A data stack is a chain of code repositories, transformation tools, visualisation layers, orchestration platforms, and increasingly AI tools, and each link in that chain carries its own legal and jurisdictional profile. 

Most major data platforms like Databricks or Snowflake are products of American companies. Some offer EU data residency options; others do not. And even infrastructure physically deployed in the EU by a US-headquartered company can remain subject to US legal demands under legislation like the CLOUD Act, a detail that companies with genuine data residency requirements cannot afford to treat as a formality.

Engaging thoughtfully with these questions means knowing whether your Databricks workspace processes LLM calls within EU boundaries or routes them through US servers. It means understanding the practical difference between a Power BI file in direct query mode, where data remains in Snowflake, and one in import mode, where it can potentially be committed to a git-repo. 

It means building a data stack with enough visibility into each of its components that you can answer the governance questions your clients and regulators will eventually ask, before they ask them.

A note on how we, as i-spark, approach this

i-spark uses AI tools actively and with conviction. Claude Code is part of how we work, and we believe it makes us meaningfully better at what we do. We are not writing this from a position of caution about AI; quite the opposite.
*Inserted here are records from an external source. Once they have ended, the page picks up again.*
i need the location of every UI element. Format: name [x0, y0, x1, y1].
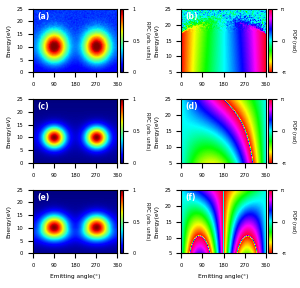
Y-axis label: Energy(eV): Energy(eV) — [6, 205, 11, 238]
Y-axis label: Energy(eV): Energy(eV) — [154, 24, 159, 57]
Y-axis label: Energy(eV): Energy(eV) — [6, 115, 11, 147]
X-axis label: Emitting angle(°): Emitting angle(°) — [198, 274, 249, 279]
Y-axis label: POP (rad): POP (rad) — [291, 210, 296, 233]
Text: (e): (e) — [37, 193, 50, 202]
Y-axis label: Energy(eV): Energy(eV) — [154, 205, 159, 238]
Y-axis label: RPC (arb. units): RPC (arb. units) — [146, 21, 150, 60]
X-axis label: Emitting angle(°): Emitting angle(°) — [50, 274, 100, 279]
Text: (b): (b) — [186, 12, 198, 21]
Y-axis label: POP (rad): POP (rad) — [291, 120, 296, 143]
Y-axis label: POP (rad): POP (rad) — [291, 29, 296, 52]
Y-axis label: Energy(eV): Energy(eV) — [6, 24, 11, 57]
Y-axis label: Energy(eV): Energy(eV) — [154, 115, 159, 147]
Text: (d): (d) — [186, 102, 198, 111]
Text: (f): (f) — [186, 193, 196, 202]
Y-axis label: RPC (arb. units): RPC (arb. units) — [146, 112, 150, 150]
Y-axis label: RPC (arb. units): RPC (arb. units) — [146, 202, 150, 241]
Text: (c): (c) — [37, 102, 49, 111]
Text: (a): (a) — [37, 12, 50, 21]
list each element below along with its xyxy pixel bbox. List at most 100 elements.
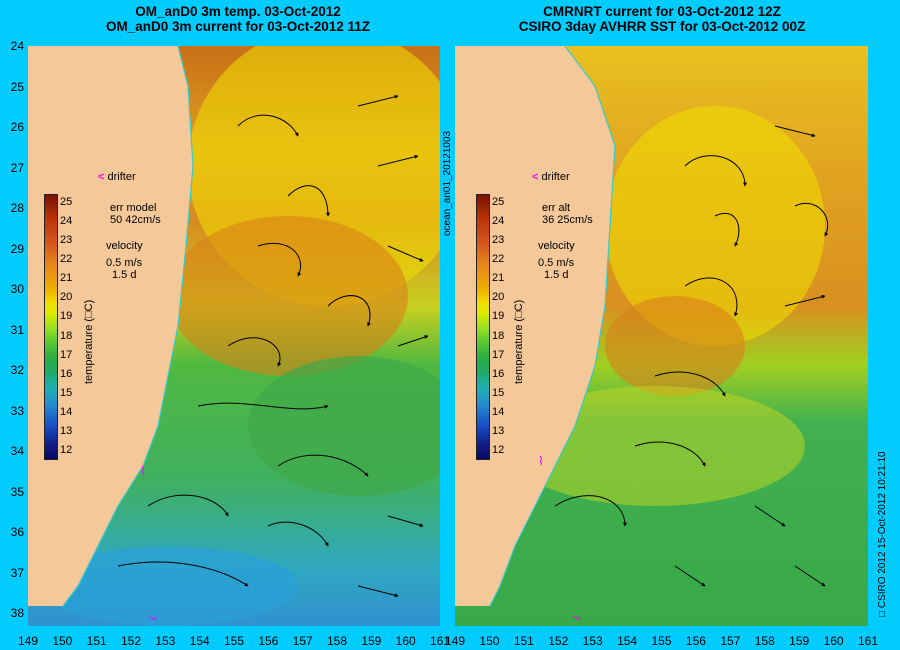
right-velocity-label: velocity bbox=[538, 240, 575, 252]
y-axis-label: 32 bbox=[10, 363, 24, 377]
left-x-axis-label: 151 bbox=[86, 634, 107, 648]
left-colorbar-tick: 20 bbox=[60, 291, 73, 304]
right-colorbar-tick: 17 bbox=[492, 348, 505, 361]
left-velocity-note: velocity 0.5 m/s 1.5 d bbox=[106, 240, 143, 281]
right-title-line1: CMRNRT current for 03-Oct-2012 12Z bbox=[543, 4, 781, 19]
y-axis-label: 35 bbox=[10, 484, 24, 499]
y-axis-label: 36 bbox=[10, 525, 24, 539]
left-velocity-label: velocity bbox=[106, 240, 143, 252]
left-error-note: err model 50 42cm/s bbox=[110, 202, 161, 226]
left-velocity-scale: 0.5 m/s bbox=[106, 257, 143, 269]
left-colorbar-tick: 12 bbox=[60, 444, 73, 456]
y-axis-label: 25 bbox=[10, 79, 24, 94]
right-x-axis-label: 157 bbox=[720, 634, 741, 648]
right-colorbar-tick: 18 bbox=[492, 329, 505, 342]
left-colorbar bbox=[44, 194, 58, 460]
right-velocity-note: velocity 0.5 m/s 1.5 d bbox=[538, 240, 575, 281]
svg-text:↝: ↝ bbox=[572, 613, 581, 624]
left-title-line1: OM_anD0 3m temp. 03-Oct-2012 bbox=[135, 4, 341, 19]
left-map-panel: ⌇ ↝ bbox=[28, 46, 440, 626]
y-axis-label: 30 bbox=[10, 282, 24, 296]
left-x-axis-label: 158 bbox=[326, 634, 348, 648]
left-title-line2: OM_anD0 3m current for 03-Oct-2012 11Z bbox=[105, 19, 371, 34]
left-err-label: err model bbox=[110, 202, 157, 214]
right-err-label: err alt bbox=[542, 202, 571, 214]
right-velocity-time: 1.5 d bbox=[544, 269, 569, 281]
right-colorbar-tick: 14 bbox=[492, 405, 505, 418]
right-x-axis-label: 154 bbox=[617, 634, 638, 648]
right-colorbar-tick: 21 bbox=[492, 272, 505, 285]
y-axis-label: 31 bbox=[10, 322, 24, 337]
left-map-image: ⌇ ↝ bbox=[28, 46, 440, 626]
left-drifter-label: drifter bbox=[107, 171, 136, 183]
coast-line bbox=[489, 46, 616, 607]
right-x-axis-label: 156 bbox=[685, 634, 706, 648]
right-title-line2: CSIRO 3day AVHRR SST for 03-Oct-2012 00Z bbox=[518, 19, 806, 34]
left-colorbar-tick: 23 bbox=[60, 234, 73, 247]
left-colorbar-tick: 22 bbox=[60, 253, 73, 266]
right-colorbar-tick: 20 bbox=[492, 291, 505, 304]
right-x-axis-label: 159 bbox=[789, 634, 810, 648]
right-drifter-label: drifter bbox=[541, 171, 570, 183]
right-x-axis-label: 151 bbox=[513, 634, 534, 648]
left-colorbar-label: temperature (□C) bbox=[83, 299, 95, 384]
left-colorbar-tick: 19 bbox=[60, 310, 73, 323]
right-error-note: err alt 36 25cm/s bbox=[542, 202, 593, 226]
left-x-axis-label: 160 bbox=[395, 634, 416, 648]
left-colorbar-tick: 16 bbox=[60, 367, 73, 380]
run-id-label: ocean_an01_20121003 bbox=[442, 130, 453, 236]
left-x-axis-label: 161 bbox=[429, 634, 451, 648]
y-axis-label: 29 bbox=[10, 241, 24, 256]
land-mass bbox=[455, 46, 615, 606]
left-x-axis-label: 152 bbox=[120, 634, 142, 648]
svg-text:↝: ↝ bbox=[148, 613, 157, 624]
right-map-title: CMRNRT current for 03-Oct-2012 12Z CSIRO… bbox=[452, 4, 872, 34]
left-colorbar-tick: 18 bbox=[60, 329, 73, 342]
right-colorbar-tick: 12 bbox=[492, 444, 505, 456]
y-axis-label: 27 bbox=[10, 160, 24, 175]
right-err-value: 36 25cm/s bbox=[542, 214, 593, 226]
right-x-axis-label: 158 bbox=[754, 634, 775, 648]
right-x-axis-label: 160 bbox=[823, 634, 844, 648]
copyright-timestamp: □ CSIRO 2012 15-Oct-2012 10:21:10 bbox=[877, 451, 888, 617]
right-x-axis-label: 153 bbox=[582, 634, 603, 648]
right-x-axis-label: 155 bbox=[651, 634, 672, 648]
right-colorbar-tick: 25 bbox=[492, 196, 505, 208]
left-drifter-legend: < drifter bbox=[98, 171, 136, 183]
left-x-axis-label: 149 bbox=[17, 634, 39, 648]
right-drifter-legend: < drifter bbox=[532, 171, 570, 183]
right-colorbar-tick: 24 bbox=[492, 215, 505, 228]
right-x-axis-label: 161 bbox=[857, 634, 879, 648]
left-colorbar-tick: 24 bbox=[60, 215, 73, 228]
right-velocity-scale: 0.5 m/s bbox=[538, 257, 575, 269]
left-colorbar-tick: 15 bbox=[60, 386, 73, 399]
svg-text:⌇: ⌇ bbox=[140, 464, 146, 478]
right-map-panel: ⌇ ↝ bbox=[455, 46, 868, 626]
left-map-title: OM_anD0 3m temp. 03-Oct-2012 OM_anD0 3m … bbox=[28, 4, 448, 34]
y-axis-label: 38 bbox=[10, 606, 24, 620]
left-colorbar-tick: 21 bbox=[60, 272, 73, 285]
land-mass bbox=[28, 46, 193, 606]
right-colorbar-tick: 15 bbox=[492, 386, 505, 399]
right-map-image: ⌇ ↝ bbox=[455, 46, 868, 626]
right-colorbar-label: temperature (□C) bbox=[513, 299, 525, 384]
right-x-axis-label: 149 bbox=[444, 634, 466, 648]
svg-text:⌇: ⌇ bbox=[538, 454, 544, 468]
coast-line bbox=[62, 46, 194, 607]
left-colorbar-tick: 17 bbox=[60, 348, 73, 361]
right-x-axis-label: 150 bbox=[479, 634, 500, 648]
left-colorbar-tick: 14 bbox=[60, 405, 73, 418]
y-axis-label: 37 bbox=[10, 565, 24, 580]
y-axis-label: 24 bbox=[10, 39, 24, 53]
y-axis-label: 26 bbox=[10, 120, 24, 134]
right-colorbar-tick: 13 bbox=[492, 424, 505, 437]
right-colorbar-tick: 23 bbox=[492, 234, 505, 247]
left-x-axis-label: 150 bbox=[52, 634, 73, 648]
y-axis-label: 33 bbox=[10, 403, 24, 418]
right-colorbar-tick: 19 bbox=[492, 310, 505, 323]
left-velocity-time: 1.5 d bbox=[112, 269, 137, 281]
y-axis-label: 28 bbox=[10, 201, 24, 215]
right-x-axis-label: 152 bbox=[548, 634, 569, 648]
left-colorbar-tick: 25 bbox=[60, 196, 73, 208]
left-err-value: 50 42cm/s bbox=[110, 214, 161, 226]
What we are cautious about is the gap between adoption and understanding that characterises so much of how AI is currently being used in the industry. Silence is not the same as safety. Governance conversations happen often too late, with less context and less control for everyone involved.

Our view is that clients deserve to understand what tools are being used in their projects, what those tools have access to, and what the governance implications are. 

Because informed decisions are better decisions, and because a partner who thinks carefully about these questions before they become problems is a fundamentally different kind of partner than one who discovers them after the fact.

The three categories above are a map; knowing where you are and where you want to go is the starting point for using AI in your data stack with clarity and confidence.